Currently, Tanzi said he has been working on another drug known as a gamma secretase modulator (GSM) that targets beta-amyloid.
“Maybe someday, that drug will become the statin of Alzheimer’s. You keep your cholesterol down with those medications, but if you want to keep your amyloid down 20 years before symptoms occur, you could get a brain scan at age 50, see that your amyloid is higher than it should be and take this drug to get your amyloid down, just like for cholesterol medication,” he said. “I think that’s how we’re going to nip this disease in the bud.”
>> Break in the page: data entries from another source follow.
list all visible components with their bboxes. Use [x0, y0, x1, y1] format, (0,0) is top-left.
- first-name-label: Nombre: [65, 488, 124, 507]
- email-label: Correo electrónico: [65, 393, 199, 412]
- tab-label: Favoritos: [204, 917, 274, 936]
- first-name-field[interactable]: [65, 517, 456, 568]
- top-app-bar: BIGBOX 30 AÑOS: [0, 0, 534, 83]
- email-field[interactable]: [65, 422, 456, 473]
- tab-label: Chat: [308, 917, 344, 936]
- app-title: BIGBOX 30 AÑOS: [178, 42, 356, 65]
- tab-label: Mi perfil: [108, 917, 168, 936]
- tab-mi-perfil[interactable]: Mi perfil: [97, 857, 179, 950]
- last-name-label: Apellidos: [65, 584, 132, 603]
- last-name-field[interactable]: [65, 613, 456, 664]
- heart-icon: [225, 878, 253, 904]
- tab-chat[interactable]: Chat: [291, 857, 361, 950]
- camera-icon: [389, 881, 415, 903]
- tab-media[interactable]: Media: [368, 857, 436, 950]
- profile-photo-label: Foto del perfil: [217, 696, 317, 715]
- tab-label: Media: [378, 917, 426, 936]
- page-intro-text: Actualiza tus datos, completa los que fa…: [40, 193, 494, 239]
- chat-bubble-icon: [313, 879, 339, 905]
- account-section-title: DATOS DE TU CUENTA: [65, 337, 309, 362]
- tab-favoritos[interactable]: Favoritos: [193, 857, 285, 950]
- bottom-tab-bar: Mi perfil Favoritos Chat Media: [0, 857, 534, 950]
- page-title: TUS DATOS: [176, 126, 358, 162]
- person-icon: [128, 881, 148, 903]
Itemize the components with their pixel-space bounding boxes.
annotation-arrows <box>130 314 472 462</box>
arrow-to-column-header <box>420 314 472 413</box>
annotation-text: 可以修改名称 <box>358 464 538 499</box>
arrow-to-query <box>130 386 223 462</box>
Yet blood tests that can detect Alzheimer’s biomarkers would be easier and cheaper than a brain scan. A simple method that helps doctors discover Alzheimer’s biomarkers in patients when they are young could help them prescribe more targeted treatment plans.
When Would the Blood Test Become Available to the Public?
Researchers said they are hopeful the public can access these tests in a few years. However, the tests are currently only being used for research purposes. Most researchers said they need to conduct more studies before the tests become widespread.
What Other Diagnostic Tools Are Researchers Working On?
Last year, researchers at Duke University studied the eyes of participants with Alzheimer’s, mild cognitive impairment and healthy individuals. They discovered that a certain part of the retina was thinner in those with Alzheimer’s. The team detected who had Alzheimer’s within seconds. They believe someday, we may be able to diagnose Alzheimer’s with an eye exam. Researchers are also looking at whether artificial intelligence could catch what doctors miss by building on precision medicine. Researchers like Rhoda Au, the director of neuropsychology at the Framingham Heart Study (FHS), are examining whether the way we speak and write could predict our Alzheimer’s risk. In the future, many researchers hope that easy approaches to measuring beta-amyloid levels will become commonplace during yearly physical exams at the doctor’s office.